Jasmijnrevolutie

Jasmijnrevolutie
Demonstranten vieren het bevrijdingsfeest na de revolutie, 23 januari 2011
Demonstranten vieren het bevrijdingsfeest na de revolutie, 23 januari 2011
Plaats Vlag van Tunesië Tunesië
Periode 18 december 2010 - 14 januari 2011
Aanleiding(en) Werkloosheid, voedselprijzen, corruptie, gebrek aan politieke vrijheid
(Directe aanleiding: zelfverbranding Mohammed Bouazizi)
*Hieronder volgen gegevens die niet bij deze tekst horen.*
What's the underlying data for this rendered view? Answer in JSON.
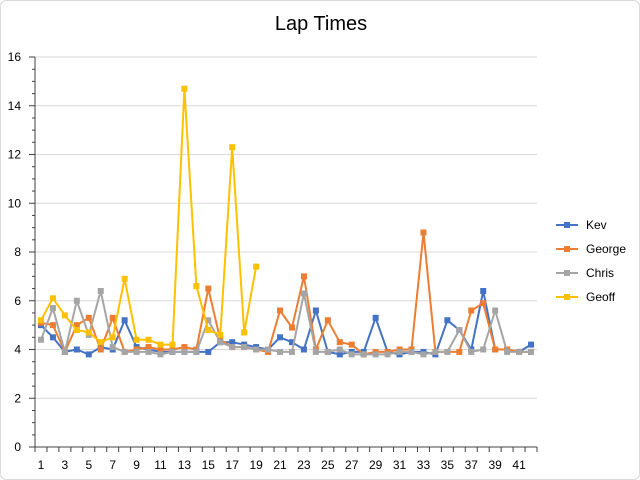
{
  "chart_data": {
    "type": "line",
    "title": "Lap Times",
    "xlabel": "",
    "ylabel": "",
    "ylim": [
      0,
      16
    ],
    "ytick_step": 2,
    "grid": "horizontal",
    "legend_position": "right",
    "x": [
      1,
      2,
      3,
      4,
      5,
      6,
      7,
      8,
      9,
      10,
      11,
      12,
      13,
      14,
      15,
      16,
      17,
      18,
      19,
      20,
      21,
      22,
      23,
      24,
      25,
      26,
      27,
      28,
      29,
      30,
      31,
      32,
      33,
      34,
      35,
      36,
      37,
      38,
      39,
      40,
      41,
      42
    ],
    "x_tick_labels": [
      "1",
      "3",
      "5",
      "7",
      "9",
      "11",
      "13",
      "15",
      "17",
      "19",
      "21",
      "23",
      "25",
      "27",
      "29",
      "31",
      "33",
      "35",
      "37",
      "39",
      "41"
    ],
    "series": [
      {
        "name": "Kev",
        "color": "#4472c4",
        "values": [
          5.0,
          4.5,
          3.9,
          4.0,
          3.8,
          4.1,
          4.0,
          5.2,
          4.1,
          4.0,
          3.9,
          3.9,
          3.9,
          3.9,
          3.9,
          4.3,
          4.3,
          4.2,
          4.1,
          4.0,
          4.5,
          4.3,
          4.0,
          5.6,
          3.9,
          3.8,
          3.9,
          3.9,
          5.3,
          3.9,
          3.8,
          3.9,
          3.9,
          3.8,
          5.2,
          4.8,
          4.0,
          6.4,
          4.0,
          4.0,
          3.9,
          4.2
        ]
      },
      {
        "name": "George",
        "color": "#ed7d31",
        "values": [
          5.1,
          5.0,
          3.9,
          5.0,
          5.3,
          4.0,
          5.3,
          3.9,
          4.0,
          4.1,
          4.0,
          4.0,
          4.1,
          4.0,
          6.5,
          4.4,
          4.1,
          4.1,
          4.0,
          3.9,
          5.6,
          4.9,
          7.0,
          4.0,
          5.2,
          4.3,
          4.2,
          3.8,
          3.9,
          3.9,
          4.0,
          4.0,
          8.8,
          3.9,
          3.9,
          3.9,
          5.6,
          5.9,
          4.0,
          4.0,
          3.9,
          3.9
        ]
      },
      {
        "name": "Chris",
        "color": "#a5a5a5",
        "values": [
          4.4,
          5.7,
          3.9,
          6.0,
          4.6,
          6.4,
          4.1,
          3.9,
          3.9,
          3.9,
          3.8,
          3.9,
          3.9,
          3.9,
          5.2,
          4.3,
          4.1,
          4.1,
          4.0,
          4.0,
          3.9,
          3.9,
          6.3,
          3.9,
          3.9,
          4.0,
          3.8,
          3.8,
          3.8,
          3.8,
          3.9,
          3.9,
          3.8,
          3.9,
          3.9,
          4.8,
          3.9,
          4.0,
          5.6,
          3.9,
          3.9,
          3.9
        ]
      },
      {
        "name": "Geoff",
        "color": "#ffc000",
        "values": [
          5.2,
          6.1,
          5.4,
          4.8,
          4.7,
          4.3,
          4.5,
          6.9,
          4.4,
          4.4,
          4.2,
          4.2,
          14.7,
          6.6,
          4.8,
          4.6,
          12.3,
          4.7,
          7.4,
          null,
          null,
          null,
          null,
          null,
          null,
          null,
          null,
          null,
          null,
          null,
          null,
          null,
          null,
          null,
          null,
          null,
          null,
          null,
          null,
          null,
          null,
          null
        ]
      }
    ]
  }
}
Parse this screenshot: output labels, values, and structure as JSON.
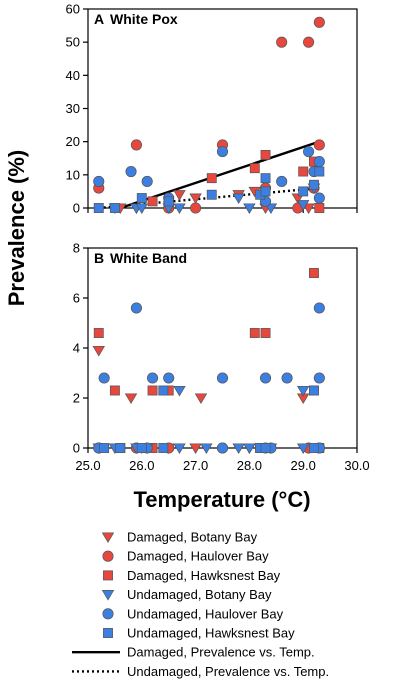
{
  "colors": {
    "red": "#e8473e",
    "blue": "#3c7fe0",
    "edge": "#555555"
  },
  "y_axis_label": "Prevalence (%)",
  "x_axis_label": "Temperature (°C)",
  "chart_data": [
    {
      "type": "scatter",
      "panel_letter": "A",
      "title": "White Pox",
      "xlim": [
        25.0,
        30.0
      ],
      "ylim": [
        0,
        60
      ],
      "xticks": [
        "25.0",
        "26.0",
        "27.0",
        "28.0",
        "29.0",
        "30.0"
      ],
      "yticks": [
        "0",
        "10",
        "20",
        "30",
        "40",
        "50",
        "60"
      ],
      "series": [
        {
          "name": "Damaged, Botany Bay",
          "marker": "triangle-down",
          "color": "red",
          "points": [
            [
              25.6,
              0
            ],
            [
              25.9,
              0
            ],
            [
              26.7,
              4
            ],
            [
              27.0,
              3
            ],
            [
              27.8,
              4
            ],
            [
              28.1,
              5
            ],
            [
              28.3,
              0
            ],
            [
              28.9,
              3
            ],
            [
              29.1,
              0
            ],
            [
              29.2,
              6
            ]
          ]
        },
        {
          "name": "Damaged, Haulover Bay",
          "marker": "circle",
          "color": "red",
          "points": [
            [
              25.2,
              6
            ],
            [
              25.9,
              19
            ],
            [
              26.5,
              0
            ],
            [
              27.0,
              0
            ],
            [
              27.5,
              19
            ],
            [
              28.3,
              6
            ],
            [
              28.6,
              50
            ],
            [
              28.9,
              0
            ],
            [
              29.1,
              50
            ],
            [
              29.3,
              56
            ],
            [
              29.3,
              19
            ],
            [
              29.2,
              6
            ]
          ]
        },
        {
          "name": "Damaged, Hawksnest Bay",
          "marker": "square",
          "color": "red",
          "points": [
            [
              26.2,
              2
            ],
            [
              27.3,
              9
            ],
            [
              28.1,
              12
            ],
            [
              28.3,
              16
            ],
            [
              29.0,
              11
            ],
            [
              29.2,
              14
            ],
            [
              29.3,
              0
            ]
          ]
        },
        {
          "name": "Undamaged, Botany Bay",
          "marker": "triangle-down",
          "color": "blue",
          "points": [
            [
              25.5,
              0
            ],
            [
              25.9,
              0
            ],
            [
              26.0,
              0
            ],
            [
              26.5,
              0
            ],
            [
              26.7,
              0
            ],
            [
              27.8,
              3
            ],
            [
              28.0,
              0
            ],
            [
              28.4,
              0
            ],
            [
              29.0,
              1
            ],
            [
              29.2,
              6
            ]
          ]
        },
        {
          "name": "Undamaged, Haulover Bay",
          "marker": "circle",
          "color": "blue",
          "points": [
            [
              25.2,
              8
            ],
            [
              25.8,
              11
            ],
            [
              26.1,
              8
            ],
            [
              26.5,
              3
            ],
            [
              27.5,
              17
            ],
            [
              28.3,
              2
            ],
            [
              28.6,
              8
            ],
            [
              29.1,
              17
            ],
            [
              29.3,
              3
            ],
            [
              29.3,
              14
            ],
            [
              29.2,
              11
            ]
          ]
        },
        {
          "name": "Undamaged, Hawksnest Bay",
          "marker": "square",
          "color": "blue",
          "points": [
            [
              25.2,
              0
            ],
            [
              25.5,
              0
            ],
            [
              26.0,
              3
            ],
            [
              26.5,
              2
            ],
            [
              27.3,
              4
            ],
            [
              28.2,
              4
            ],
            [
              28.3,
              9
            ],
            [
              28.3,
              5
            ],
            [
              29.0,
              5
            ],
            [
              29.2,
              7
            ],
            [
              29.3,
              11
            ]
          ]
        }
      ],
      "lines": [
        {
          "name": "Damaged, Prevalence vs. Temp.",
          "style": "solid",
          "x": [
            25.6,
            29.3
          ],
          "y": [
            0,
            20
          ]
        },
        {
          "name": "Undamaged, Prevalence vs. Temp.",
          "style": "dotted",
          "x": [
            25.2,
            29.3
          ],
          "y": [
            0,
            6
          ]
        }
      ]
    },
    {
      "type": "scatter",
      "panel_letter": "B",
      "title": "White Band",
      "xlim": [
        25.0,
        30.0
      ],
      "ylim": [
        0,
        8
      ],
      "xticks": [
        "25.0",
        "26.0",
        "27.0",
        "28.0",
        "29.0",
        "30.0"
      ],
      "yticks": [
        "0",
        "2",
        "4",
        "6",
        "8"
      ],
      "series": [
        {
          "name": "Damaged, Botany Bay",
          "marker": "triangle-down",
          "color": "red",
          "points": [
            [
              25.2,
              3.9
            ],
            [
              25.8,
              2.0
            ],
            [
              27.1,
              2.0
            ],
            [
              29.0,
              2.0
            ],
            [
              25.2,
              0
            ],
            [
              26.0,
              0
            ],
            [
              26.5,
              0
            ],
            [
              27.0,
              0
            ],
            [
              28.0,
              0
            ],
            [
              29.1,
              0
            ]
          ]
        },
        {
          "name": "Damaged, Haulover Bay",
          "marker": "circle",
          "color": "red",
          "points": [
            [
              25.2,
              0
            ],
            [
              25.9,
              0
            ],
            [
              26.5,
              0
            ],
            [
              27.5,
              0
            ],
            [
              28.3,
              0
            ],
            [
              29.1,
              0
            ],
            [
              29.3,
              0
            ]
          ]
        },
        {
          "name": "Damaged, Hawksnest Bay",
          "marker": "square",
          "color": "red",
          "points": [
            [
              25.2,
              4.6
            ],
            [
              25.5,
              2.3
            ],
            [
              26.2,
              2.3
            ],
            [
              26.5,
              2.3
            ],
            [
              28.1,
              4.6
            ],
            [
              28.3,
              4.6
            ],
            [
              29.2,
              7.0
            ],
            [
              29.2,
              2.3
            ],
            [
              25.6,
              0
            ],
            [
              26.2,
              0
            ],
            [
              28.2,
              0
            ],
            [
              29.3,
              0
            ]
          ]
        },
        {
          "name": "Undamaged, Botany Bay",
          "marker": "triangle-down",
          "color": "blue",
          "points": [
            [
              26.7,
              2.3
            ],
            [
              29.0,
              2.3
            ],
            [
              25.5,
              0
            ],
            [
              25.9,
              0
            ],
            [
              26.1,
              0
            ],
            [
              26.7,
              0
            ],
            [
              27.2,
              0
            ],
            [
              27.8,
              0
            ],
            [
              28.0,
              0
            ],
            [
              28.4,
              0
            ],
            [
              29.0,
              0
            ]
          ]
        },
        {
          "name": "Undamaged, Haulover Bay",
          "marker": "circle",
          "color": "blue",
          "points": [
            [
              25.3,
              2.8
            ],
            [
              25.9,
              5.6
            ],
            [
              26.2,
              2.8
            ],
            [
              26.5,
              2.8
            ],
            [
              27.5,
              2.8
            ],
            [
              28.3,
              2.8
            ],
            [
              28.7,
              2.8
            ],
            [
              29.3,
              5.6
            ],
            [
              29.3,
              2.8
            ],
            [
              25.2,
              0
            ],
            [
              26.1,
              0
            ],
            [
              27.5,
              0
            ],
            [
              28.4,
              0
            ],
            [
              29.3,
              0
            ]
          ]
        },
        {
          "name": "Undamaged, Hawksnest Bay",
          "marker": "square",
          "color": "blue",
          "points": [
            [
              26.4,
              2.3
            ],
            [
              29.2,
              2.3
            ],
            [
              25.3,
              0
            ],
            [
              25.6,
              0
            ],
            [
              26.0,
              0
            ],
            [
              26.4,
              0
            ],
            [
              28.2,
              0
            ],
            [
              28.3,
              0
            ],
            [
              29.2,
              0
            ]
          ]
        }
      ]
    }
  ],
  "legend": [
    {
      "marker": "triangle-down",
      "color": "red",
      "label": "Damaged, Botany Bay"
    },
    {
      "marker": "circle",
      "color": "red",
      "label": "Damaged, Haulover Bay"
    },
    {
      "marker": "square",
      "color": "red",
      "label": "Damaged, Hawksnest Bay"
    },
    {
      "marker": "triangle-down",
      "color": "blue",
      "label": "Undamaged, Botany Bay"
    },
    {
      "marker": "circle",
      "color": "blue",
      "label": "Undamaged, Haulover Bay"
    },
    {
      "marker": "square",
      "color": "blue",
      "label": "Undamaged, Hawksnest Bay"
    },
    {
      "marker": "line-solid",
      "color": "black",
      "label": "Damaged, Prevalence vs. Temp."
    },
    {
      "marker": "line-dotted",
      "color": "black",
      "label": "Undamaged, Prevalence vs. Temp."
    }
  ]
}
Protesterende partij(en) Tunesische bevolking
Kenmerken Grootschalige protesten, stakingen, rellen
Resultaat Aftreden president Ben Ali, afkondiging noodtoestand
Doden 223[1]
Gewonden 94[2]

De Jasmijnrevolutie (Arabisch: الثورة التونسية) is de benaming voor de protesten van de Tunesische bevolking tegen de hoge (jeugd)werkloosheid, de corruptie, de censuur, de hoge voedselprijzen en de politiek van president Zine El Abidine Ben Ali, volgend op de zelfverbranding van Mohammed Bouazizi op 17 december 2010. De revolutie is vernoemd naar de jasmijn, die beschouwd wordt als de nationale bloem van Tunesië.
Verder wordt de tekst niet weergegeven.